Most important, the app can be surfed in six languages: English, French, Spanish, Chinese, Japanese, and Arabic.

“The main thing is the translation,” said Revere Hotel concierge John Hallett. “There are a lot of people who can’t speak English, and unfortunately I can’t speak Spanish,” or any other language.

Panagopoulos said that in addition including obvious tourist information, he tried to anticipate the types of questions travelers would have when they visit new places, such as where to get a broken computer or a ripped suit fixed. He also had in mind a younger generation of tourists who are much more comfortable getting information from the Internet.

“Some people in their 20s don’t want to talk to anybody,” Panagopoulos said. “They want to feel self-sufficient on their own little device.”

The first impression of several guests at the Revere was positive.

Paul Camara, 52, of Warwick, R.I., said he would much prefer an app over speaking to a concierge or front desk.

“It’s more convenient and easier,” Camara said. “You don’t have to wait on the phone. You can just pull it up in your room.”

While waiting to ask the Revere concierge for a dinner recommendation, German tourist Claus Thomas tested iKnow for its suggestion.

“It’s good,” Thomas said. “It seems to funnel you into a certain area around your hotel. It’s quite convenient.”

Understandably, concierges are a bit pickier about apps.

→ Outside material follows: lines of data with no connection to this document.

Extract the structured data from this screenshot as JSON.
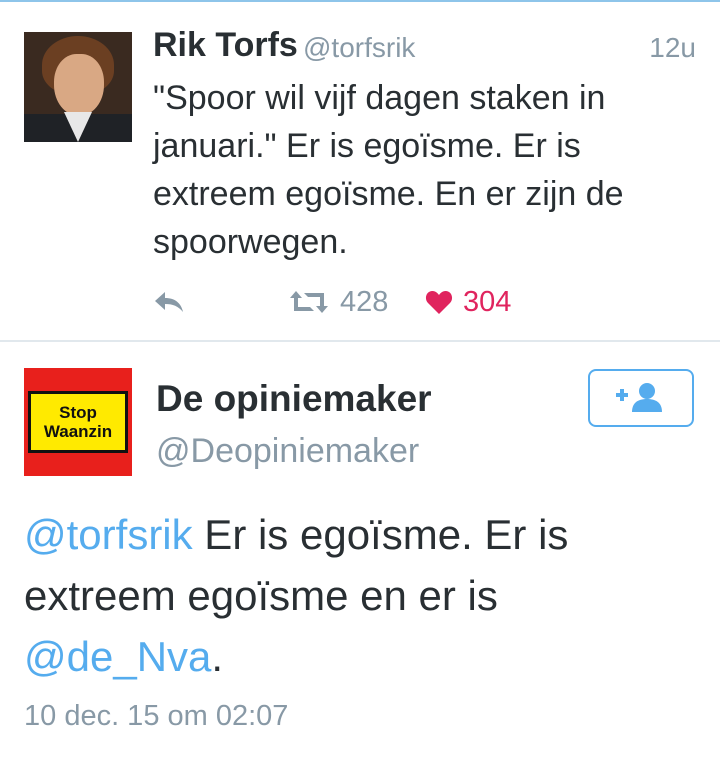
{
  "tweet1": {
    "name": "Rik Torfs",
    "handle": "@torfsrik",
    "time": "12u",
    "text": "\"Spoor wil vijf dagen staken in januari.\" Er is egoïsme. Er is extreem egoïsme. En er zijn de spoorwegen.",
    "avatar_icon": "profile-photo",
    "actions": {
      "reply_icon": "reply-icon",
      "retweet_icon": "retweet-icon",
      "retweets": "428",
      "like_icon": "heart-icon",
      "likes": "304",
      "like_color": "#e0245e"
    }
  },
  "tweet2": {
    "name": "De opiniemaker",
    "handle": "@Deopiniemaker",
    "avatar_sign": {
      "line1": "Stop",
      "line2": "Waanzin"
    },
    "follow_icon": "follow-user-icon",
    "text_parts": {
      "mention1": "@torfsrik",
      "middle": " Er is egoïsme. Er is extreem egoïsme en er is ",
      "mention2": "@de_Nva",
      "end": "."
    },
    "date": "10 dec. 15 om 02:07"
  },
  "colors": {
    "accent": "#55acee",
    "secondary_text": "#8899a6",
    "primary_text": "#292f33"
  }
}
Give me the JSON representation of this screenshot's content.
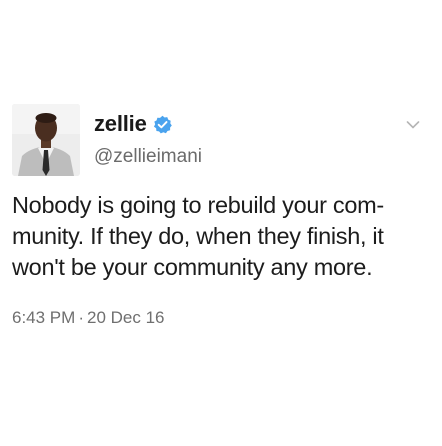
{
  "user": {
    "display_name": "zellie",
    "handle": "@zellieimani",
    "verified": true,
    "avatar_icon": "profile-photo",
    "verified_icon": "verified-badge-icon",
    "verified_color": "#4aa3ee"
  },
  "menu": {
    "icon": "chevron-down-icon"
  },
  "tweet": {
    "lines": [
      "Nobody is going to rebuild your com-",
      "munity. If they do, when they finish, it",
      "won't be your community any more."
    ]
  },
  "meta": {
    "time": "6:43 PM",
    "separator": "·",
    "date": "20 Dec 16"
  }
}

It costs businesses up to $125 a month to be included in iKnow listings, and each category has a limited number of options.

Hallett, the Revere concierge, said the restaurant selection around his hotel is too small, and includes some he would normally send guests to.

He suggested Panagopoulos get more input from concierges to improve the selections.

Hallett also said he is not worried about iKnow putting him out of a job anytime soon.

“I don’t think there’s ever going to be an electronic concierge, because most people, they actually want to interact with people,” Hallett said.

“Everybody can use this, they can get all the information I can give them from the app, but they can’t get feedback from the app.”